Regia di Laurent Cantet, Benicio Del Toro, Julio Medem, Gaspar Noé, Elia Suleiman, Juan Carlos Tabío, Pablo Trapero vedi scheda film
Una gigantografia di cento minuti sull’Havana. La meravigliosa città oggi, come sempre ricca dei colori, della sua gente, delle sue armonie e ritmiche che sembrano muoversi sempre in un passato però proiettato nel futuro. Il film é realizzato in sette capitoli, ognuno diretto da sette registi diversi. Ogni capitolo racconta un giorno della settimana, attraverso le vite quotidiane e straordinarie dei diversi personaggi. Ne viene fuori un ritratto dell’anima, anzi delle anime, rappresentante dalle varietà dei quartieri, dalle atmosfere dalle generazioni e dalle culture, sempre distinguibili, comunque, appartenenti a quei luoghi.

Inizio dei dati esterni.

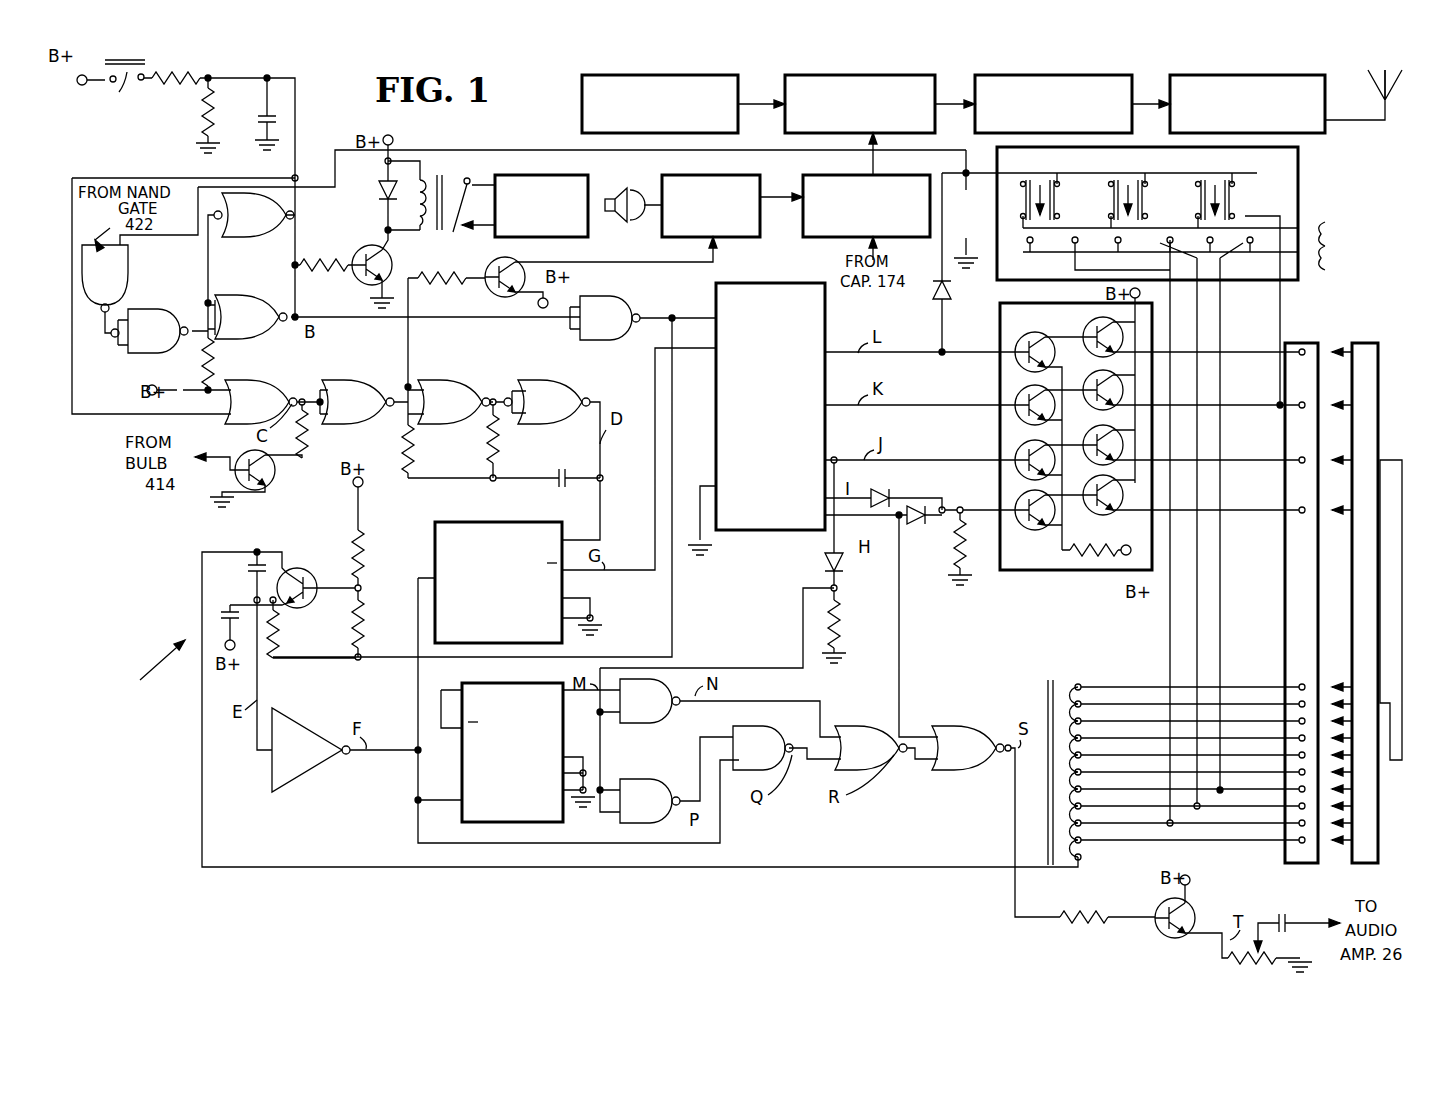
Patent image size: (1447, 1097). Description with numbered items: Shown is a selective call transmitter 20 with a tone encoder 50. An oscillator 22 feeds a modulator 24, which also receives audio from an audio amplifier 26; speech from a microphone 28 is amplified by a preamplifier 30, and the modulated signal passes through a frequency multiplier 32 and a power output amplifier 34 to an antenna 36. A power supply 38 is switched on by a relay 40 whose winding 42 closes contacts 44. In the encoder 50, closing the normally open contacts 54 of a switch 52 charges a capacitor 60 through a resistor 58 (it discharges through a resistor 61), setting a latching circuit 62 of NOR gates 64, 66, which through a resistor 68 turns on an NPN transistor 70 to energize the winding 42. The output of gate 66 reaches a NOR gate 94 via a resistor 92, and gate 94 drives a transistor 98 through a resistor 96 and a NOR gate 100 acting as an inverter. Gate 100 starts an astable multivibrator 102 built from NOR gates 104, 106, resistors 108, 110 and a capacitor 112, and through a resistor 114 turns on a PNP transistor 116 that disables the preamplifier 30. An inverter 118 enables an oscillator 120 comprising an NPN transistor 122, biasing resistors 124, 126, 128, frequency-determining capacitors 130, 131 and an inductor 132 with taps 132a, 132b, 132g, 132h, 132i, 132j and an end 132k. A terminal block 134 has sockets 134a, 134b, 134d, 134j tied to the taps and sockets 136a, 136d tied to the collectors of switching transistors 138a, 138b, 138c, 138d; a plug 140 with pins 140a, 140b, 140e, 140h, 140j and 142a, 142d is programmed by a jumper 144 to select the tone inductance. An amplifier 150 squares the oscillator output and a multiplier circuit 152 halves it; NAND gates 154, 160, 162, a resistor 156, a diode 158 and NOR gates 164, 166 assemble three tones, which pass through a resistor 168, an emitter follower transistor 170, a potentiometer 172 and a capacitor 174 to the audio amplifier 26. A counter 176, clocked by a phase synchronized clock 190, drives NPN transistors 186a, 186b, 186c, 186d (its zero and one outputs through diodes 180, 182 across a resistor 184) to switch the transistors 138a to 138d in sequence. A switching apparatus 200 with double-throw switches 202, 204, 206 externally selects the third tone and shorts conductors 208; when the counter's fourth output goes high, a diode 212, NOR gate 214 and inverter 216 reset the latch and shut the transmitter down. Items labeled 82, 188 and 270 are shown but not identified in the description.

The transmitter 20 is at (626, 70).
The oscillator 22 is at (702, 86).
The modulator 24 is at (850, 86).
The audio amplifier 26 is at (817, 182).
The microphone 28 is at (630, 218).
The preamplifier 30 is at (669, 184).
The frequency multiplier 32 is at (1036, 86).
The power output amplifier 34 is at (1234, 86).
The antenna 36 is at (1370, 81).
The power supply 38 is at (530, 175).
The relay 40 is at (448, 182).
The winding 42 is at (414, 176).
The contacts 44 is at (466, 208).
The encoder 50 is at (121, 688).
The switch 52 is at (162, 72).
The normally open contacts 54 is at (120, 92).
The resistor 58 is at (190, 86).
The capacitor 60 is at (264, 116).
The resistor 61 is at (202, 128).
The latching circuit 62 is at (260, 272).
The NOR gate 64 is at (253, 322).
The NOR gate 66 is at (282, 214).
The resistor 68 is at (335, 266).
The NPN transistor 70 is at (366, 248).
The counter output 82 is at (806, 531).
The resistor 92 is at (212, 366).
The NOR gate 94 is at (263, 390).
The resistor 96 is at (306, 448).
The NPN transistor 98 is at (270, 484).
The NOR gate 100 is at (350, 386).
The astable multivibrator 102 is at (490, 388).
The NOR gate 104 is at (440, 388).
The NOR gate 106 is at (544, 388).
The resistor 108 is at (410, 439).
The resistor 110 is at (495, 437).
The capacitor 112 is at (568, 472).
The resistor 114 is at (432, 278).
The PNP transistor 116 is at (523, 268).
The inverter 118 is at (638, 300).
The oscillator 120 is at (330, 539).
The NPN transistor 122 is at (310, 582).
The biasing resistor 124 is at (276, 620).
The biasing resistor 126 is at (362, 554).
The biasing resistor 128 is at (362, 626).
The frequency determining capacitor 130 is at (250, 574).
The frequency determining capacitor 131 is at (220, 610).
The inductor 132 is at (1073, 684).
The tap 132a is at (1081, 686).
The tap 132b is at (1075, 702).
The tap 132g is at (1073, 791).
The tap 132h is at (1073, 808).
The tap 132i is at (1073, 825).
The tap 132j is at (1073, 842).
The end 132k is at (1081, 857).
The terminal block 134 is at (1289, 491).
The electrical socket 134a is at (1302, 687).
The electrical socket 134b is at (1302, 721).
The electrical socket 134d is at (1249, 651).
The electrical socket 134j is at (1302, 842).
The socket 136a is at (1300, 516).
The socket 136d is at (1287, 344).
The switching transistor 138a is at (1103, 508).
The switching transistor 138b is at (1101, 457).
The switching transistor 138c is at (1101, 402).
The switching transistor 138d is at (1093, 328).
The plug 140 is at (1371, 376).
The pin 140a is at (1350, 686).
The pin 140b is at (1350, 704).
The pin 140e is at (1352, 748).
The pin 140h is at (1352, 800).
The pin 140j is at (1344, 844).
The pin 142a is at (1342, 516).
The pin 142d is at (1332, 352).
The jumper 144 is at (1390, 525).
The amplifier 150 is at (295, 720).
The multiplier circuit 152 is at (470, 822).
The NAND gate 154 is at (660, 720).
The resistor 156 is at (839, 613).
The diode 158 is at (828, 570).
The NAND gate 160 is at (660, 786).
The NAND gate 162 is at (746, 734).
The NOR gate 164 is at (870, 734).
The NOR gate 166 is at (974, 734).
The resistor 168 is at (1080, 924).
The emitter follower transistor 170 is at (1165, 930).
The potentiometer 172 is at (1258, 962).
The capacitor 174 is at (1279, 916).
The counter 176 is at (752, 283).
The diode 180 is at (910, 520).
The diode 182 is at (886, 486).
The resistor 184 is at (957, 548).
The NPN transistor 186a is at (1017, 504).
The NPN transistor 186b is at (1017, 452).
The NPN transistor 186c is at (1017, 397).
The NPN transistor 186d is at (1017, 342).
The resistor 188 is at (1078, 560).
The phase synchronized clock 190 is at (446, 528).
The switching apparatus 200 is at (1298, 182).
The double-throw switch 202 is at (1218, 180).
The double-throw switch 204 is at (1130, 180).
The double-throw switch 206 is at (1042, 180).
The conductors 208 is at (1310, 228).
The diode 212 is at (932, 300).
The NOR gate 214 is at (103, 276).
The inverter 216 is at (150, 362).
The contacts 270 is at (1365, 240).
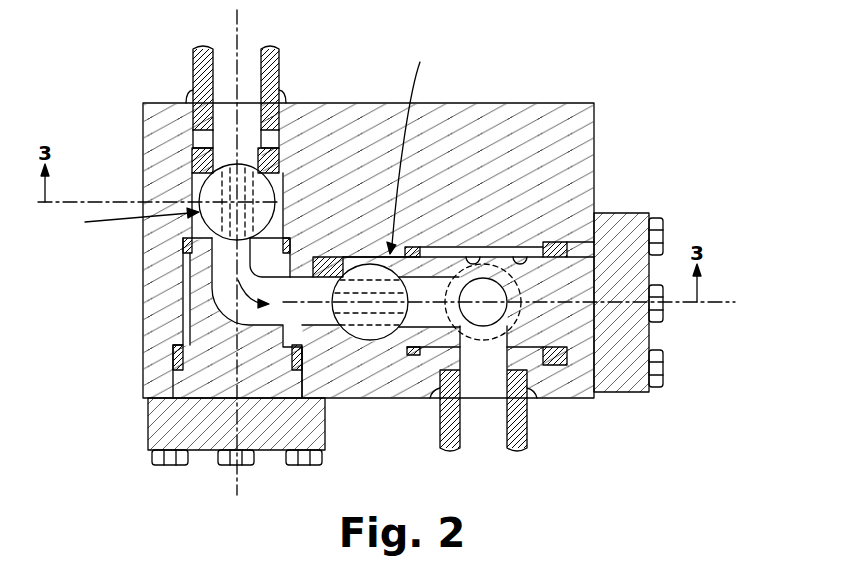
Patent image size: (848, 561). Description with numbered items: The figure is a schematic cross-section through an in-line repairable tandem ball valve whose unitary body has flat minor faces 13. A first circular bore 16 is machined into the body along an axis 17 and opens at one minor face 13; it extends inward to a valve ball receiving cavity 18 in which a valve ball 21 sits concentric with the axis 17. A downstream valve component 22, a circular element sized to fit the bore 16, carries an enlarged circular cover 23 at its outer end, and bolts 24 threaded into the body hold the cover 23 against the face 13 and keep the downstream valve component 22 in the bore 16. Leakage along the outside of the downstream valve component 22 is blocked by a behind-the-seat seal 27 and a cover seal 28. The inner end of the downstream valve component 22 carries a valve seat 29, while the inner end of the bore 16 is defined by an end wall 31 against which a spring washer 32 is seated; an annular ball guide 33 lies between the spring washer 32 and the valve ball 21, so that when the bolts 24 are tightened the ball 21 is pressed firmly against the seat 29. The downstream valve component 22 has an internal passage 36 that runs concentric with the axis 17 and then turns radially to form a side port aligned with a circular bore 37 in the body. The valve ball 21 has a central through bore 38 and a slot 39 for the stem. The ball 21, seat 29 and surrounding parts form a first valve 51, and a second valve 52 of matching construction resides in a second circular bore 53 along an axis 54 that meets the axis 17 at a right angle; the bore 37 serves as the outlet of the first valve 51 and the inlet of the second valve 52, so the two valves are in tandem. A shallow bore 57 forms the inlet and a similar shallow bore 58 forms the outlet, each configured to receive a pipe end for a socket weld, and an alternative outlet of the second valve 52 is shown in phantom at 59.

Si va dagli Human americani, che sottendono sempre quella storica diatriba fra Cuba e Stati Uniti, tanto da richiamare, ironicamente, anche la cinematografia del tempo, all’immancabile musica caraibica, che fa da sfondo, mentre le bottiglie d’'alcol sono colate fino al fondo, fra giovani e bellissime donne, ma anche meno giovani, tutti protagonisti della vita nei locali notturni, dall’Hotel Nacional agli edifici popolari, datati e con gli intonaci scrostati. Raccontare dell’Havana non può prescindere dall’ascolto della voce di Fidel Castro e la sua propaganda radiofonica, di rimando lla classica e storica immagine della zattera, naviganti alla deriva per Miami.
Tuttavia, l’operazione non è pienamente riuscita, in quanto, dopo i primi capitoli del film, su tutti quello affidato all’ebbro Emir Kusturica, capitato a l'Avana per ritirare un premio alla carriera e perduto dietro una jam session, o quello con la cantante cubana, dalla voce straordinaria, che innamora un impresario madrileno e sogna un contratto all'estero, un po’ meno quello affidato al regista palestinese, Elia Suleiman, che pur non parlando spagnolo, guarda la realtà dell'Avana, attendendo un appuntamento all'ambasciata di Palestina, a lungo guardare l’operazione ammorba e annoia. E il rischio per lo spettatore del “naufragar m’annoia in questo mare”, lo si tocca con mano e con lo sguardo. Un semplice e spietato atto d’amore a Cuba, classico per chi sogna, o ci ha fatto diretta esperienza, in una città ch’è rappresentazione di vite e di una storia che vive di suoi corsi e ricorsi, ritmata, in un modo che solo in quel paese può contare. Ma niente più.